Doveva ricevere un contributo di 47.000 euro, successivamente ridotto (per via di un accordo sul quale è meglio tacere) a 42.300 euro Iva compresa. Di quella somma furono anticipate 10mila euro, mentre  32.300 euro sarebbero state versate non appena Aigs avesse ricevuto i fondi dal Comune.

Quei soldi a Mimesis non sono mai più stati pagati e così l’associazione ha dapprima presentato un ricorso per decreto ingiuntivo e, in seguito, un atto di precetto, quindi un pignoramento presso terzi, ossia presso il Comune di Trani, debitore nei confronti di Aigs.

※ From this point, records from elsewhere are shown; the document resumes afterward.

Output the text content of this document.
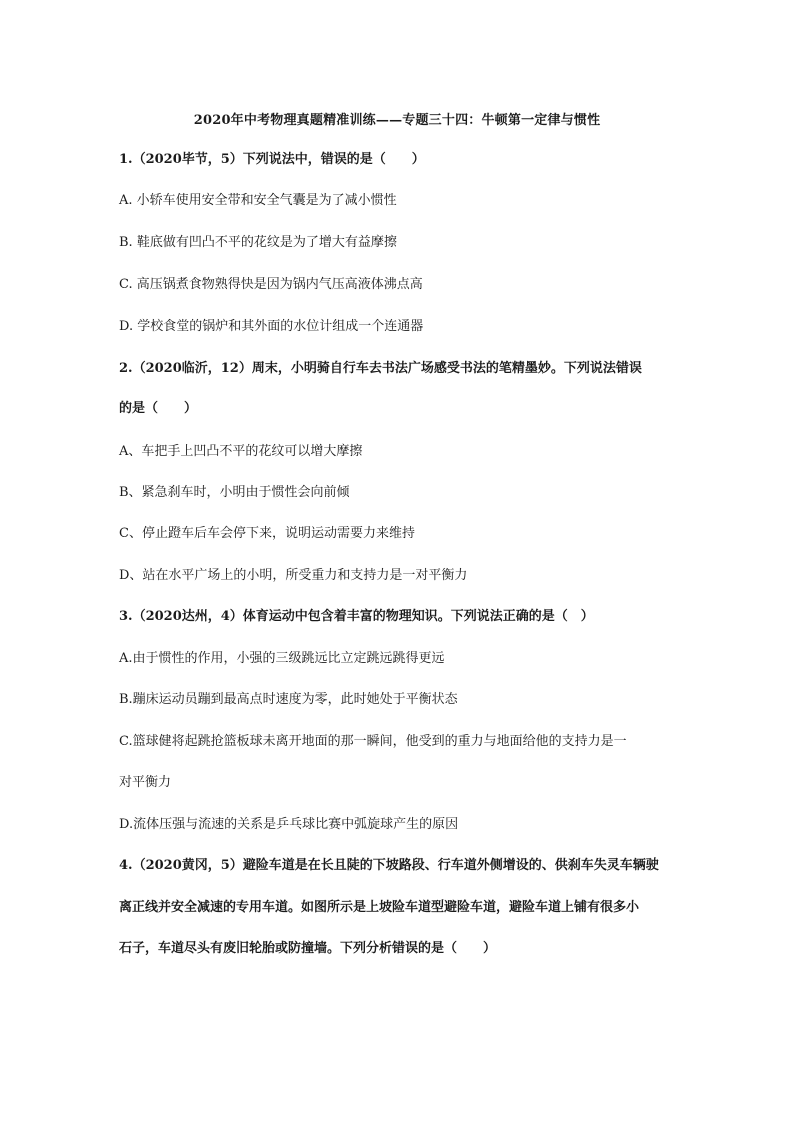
2020年中考物理真题精准训练——专题三十四：牛顿第一定律与惯性
1.（2020毕节，5）下列说法中，错误的是（　　）
A. 小轿车使用安全带和安全气囊是为了减小惯性
B. 鞋底做有凹凸不平的花纹是为了增大有益摩擦
C. 高压锅煮食物熟得快是因为锅内气压高液体沸点高
D. 学校食堂的锅炉和其外面的水位计组成一个连通器
2.（2020临沂，12）周末，小明骑自行车去书法广场感受书法的笔精墨妙。下列说法错误
的是（　　）
A、车把手上凹凸不平的花纹可以增大摩擦
B、紧急刹车时，小明由于惯性会向前倾
C、停止蹬车后车会停下来，说明运动需要力来维持
D、站在水平广场上的小明，所受重力和支持力是一对平衡力
3.（2020达州，4）体育运动中包含着丰富的物理知识。下列说法正确的是（　）
A.由于惯性的作用，小强的三级跳远比立定跳远跳得更远
B.蹦床运动员蹦到最高点时速度为零，此时她处于平衡状态
C.篮球健将起跳抢篮板球未离开地面的那一瞬间，他受到的重力与地面给他的支持力是一
对平衡力
D.流体压强与流速的关系是乒乓球比赛中弧旋球产生的原因
4.（2020黄冈，5）避险车道是在长且陡的下坡路段、行车道外侧增设的、供刹车失灵车辆驶
离正线并安全减速的专用车道。如图所示是上坡险车道型避险车道，避险车道上铺有很多小
石子，车道尽头有废旧轮胎或防撞墙。下列分析错误的是（　　）
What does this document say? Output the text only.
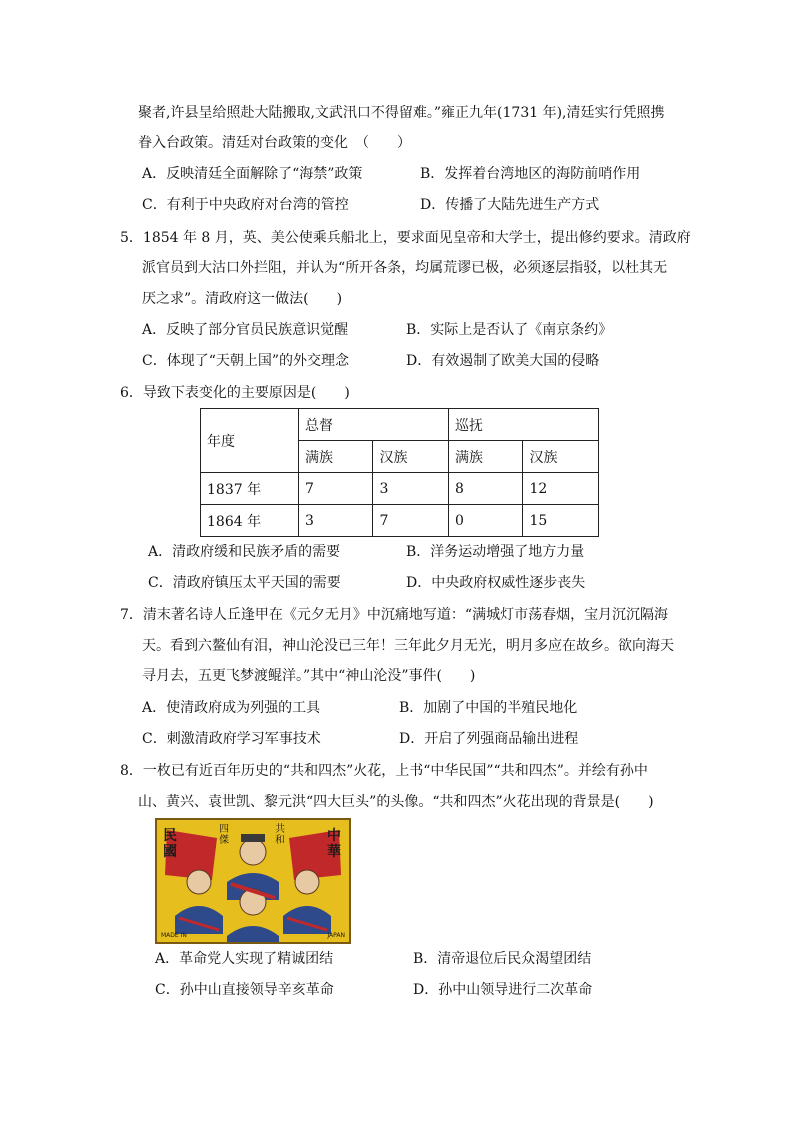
聚者,许县呈给照赴大陆搬取,文武汛口不得留难。”雍正九年(1731 年),清廷实行凭照携
眷入台政策。清廷对台政策的变化　（　　）
A．反映清廷全面解除了“海禁”政策	B．发挥着台湾地区的海防前哨作用
C．有利于中央政府对台湾的管控	D．传播了大陆先进生产方式
5．1854 年 8 月，英、美公使乘兵船北上，要求面见皇帝和大学士，提出修约要求。清政府
派官员到大沽口外拦阻，并认为“所开各条，均属荒谬已极，必须逐层指驳，以杜其无
厌之求”。清政府这一做法(　　)
A．反映了部分官员民族意识觉醒	B．实际上是否认了《南京条约》
C．体现了“天朝上国”的外交理念	D．有效遏制了欧美大国的侵略
6．导致下表变化的主要原因是(　　)
年度	总督		巡抚	
	满族	汉族	满族	汉族
1837 年	7	3	8	12
1864 年	3	7	0	15
A．清政府缓和民族矛盾的需要	B．洋务运动增强了地方力量
C．清政府镇压太平天国的需要	D．中央政府权威性逐步丧失
7．清末著名诗人丘逢甲在《元夕无月》中沉痛地写道：“满城灯市荡春烟，宝月沉沉隔海
天。看到六鳌仙有泪，神山沦没已三年！三年此夕月无光，明月多应在故乡。欲向海天
寻月去，五更飞梦渡鲲洋。”其中“神山沦没”事件(　　)
A．使清政府成为列强的工具	B．加剧了中国的半殖民地化
C．刺激清政府学习军事技术	D．开启了列强商品输出进程
8．一枚已有近百年历史的“共和四杰”火花，上书“中华民国”“共和四杰”。并绘有孙中
山、黄兴、袁世凯、黎元洪“四大巨头”的头像。“共和四杰”火花出现的背景是(　　)
民國
中華
四傑
共和
MADE IN	JAPAN
A．革命党人实现了精诚团结	B．清帝退位后民众渴望团结
C．孙中山直接领导辛亥革命	D．孙中山领导进行二次革命
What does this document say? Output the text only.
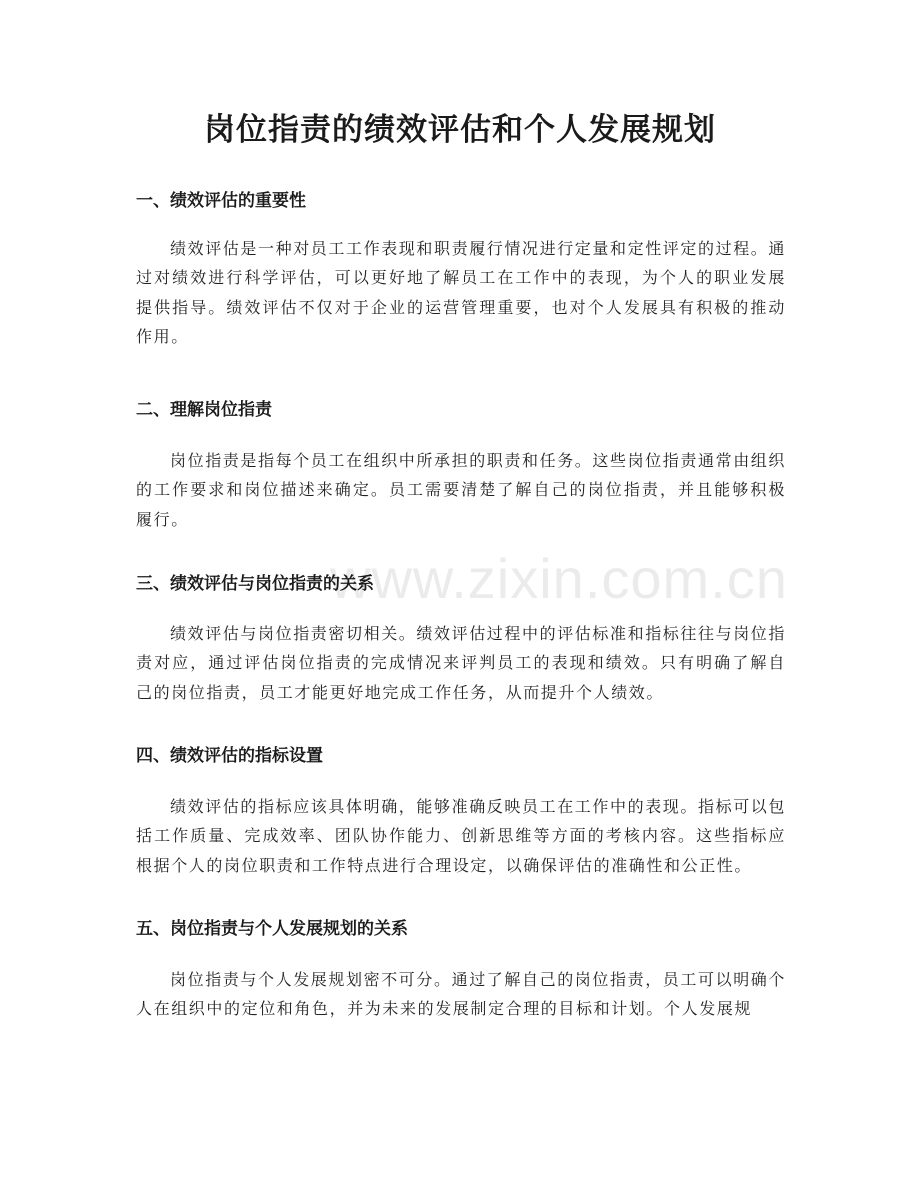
岗位指责的绩效评估和个人发展规划
www.zixin.com.cn
一、绩效评估的重要性

绩效评估是一种对员工工作表现和职责履行情况进行定量和定性评定的过程。通过对绩效进行科学评估，可以更好地了解员工在工作中的表现，为个人的职业发展提供指导。绩效评估不仅对于企业的运营管理重要，也对个人发展具有积极的推动作用。

二、理解岗位指责

岗位指责是指每个员工在组织中所承担的职责和任务。这些岗位指责通常由组织的工作要求和岗位描述来确定。员工需要清楚了解自己的岗位指责，并且能够积极履行。

三、绩效评估与岗位指责的关系

绩效评估与岗位指责密切相关。绩效评估过程中的评估标准和指标往往与岗位指责对应，通过评估岗位指责的完成情况来评判员工的表现和绩效。只有明确了解自己的岗位指责，员工才能更好地完成工作任务，从而提升个人绩效。

四、绩效评估的指标设置

绩效评估的指标应该具体明确，能够准确反映员工在工作中的表现。指标可以包括工作质量、完成效率、团队协作能力、创新思维等方面的考核内容。这些指标应根据个人的岗位职责和工作特点进行合理设定，以确保评估的准确性和公正性。

五、岗位指责与个人发展规划的关系

岗位指责与个人发展规划密不可分。通过了解自己的岗位指责，员工可以明确个人在组织中的定位和角色，并为未来的发展制定合理的目标和计划。个人发展规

La cosa inspiegabile è che ad oggi, nonostante l’amministrazione terza pignorata (il Comune di Trani) abbia riconosciuto che i crediti vantati dall’Aigs nei confronti dell’Ente sono pari a 50.000 euro e che il Giudice dell’Esecuzione abbia assegnato al Teatro Mimesis la somma complessiva di 39.494,84 euro, oltre interessi e spese successive, e ordinato al Comune di Trani il pagamento, il Comune continua a non pagare.

Il titolo è esecutivo dal 20 giugno del 2016, sono quindi abbondantemente trascorsi i 120 giorni previsti dalla legge ed ora, dunque, per vedere riconosciuto un diritto sacrosanto, l’associazione è stata costretta a notificare un atto di precetto al Comune, quindi a citare direttamente il Comune.

Siamo dunque al paradosso, al pignoramento del debitore pignorato. Inutile sottolineare come l’inerzia degli uffici stia contribuendo ad incrementare il debito, con relativo danno erariale a carico del Comune di Trani.

Sperando (altro paradosso) si tratti effettivamente solo di inerzia e non invece di una precisa volontà da parte di qualcuno a non voler saldare un’associazione che andava premiata e che invece è stata messa in ginocchio (salvo poi rialzarsi con le proprie forze e con grandi sacrifici).

Ci auguriamo che l’assessore Lignola, appreso che il Segretario Generale non ha provveduto a convocare il tavolo, faccia un ulteriore sollecito affinché questa situazione venga risolta in pochi giorni.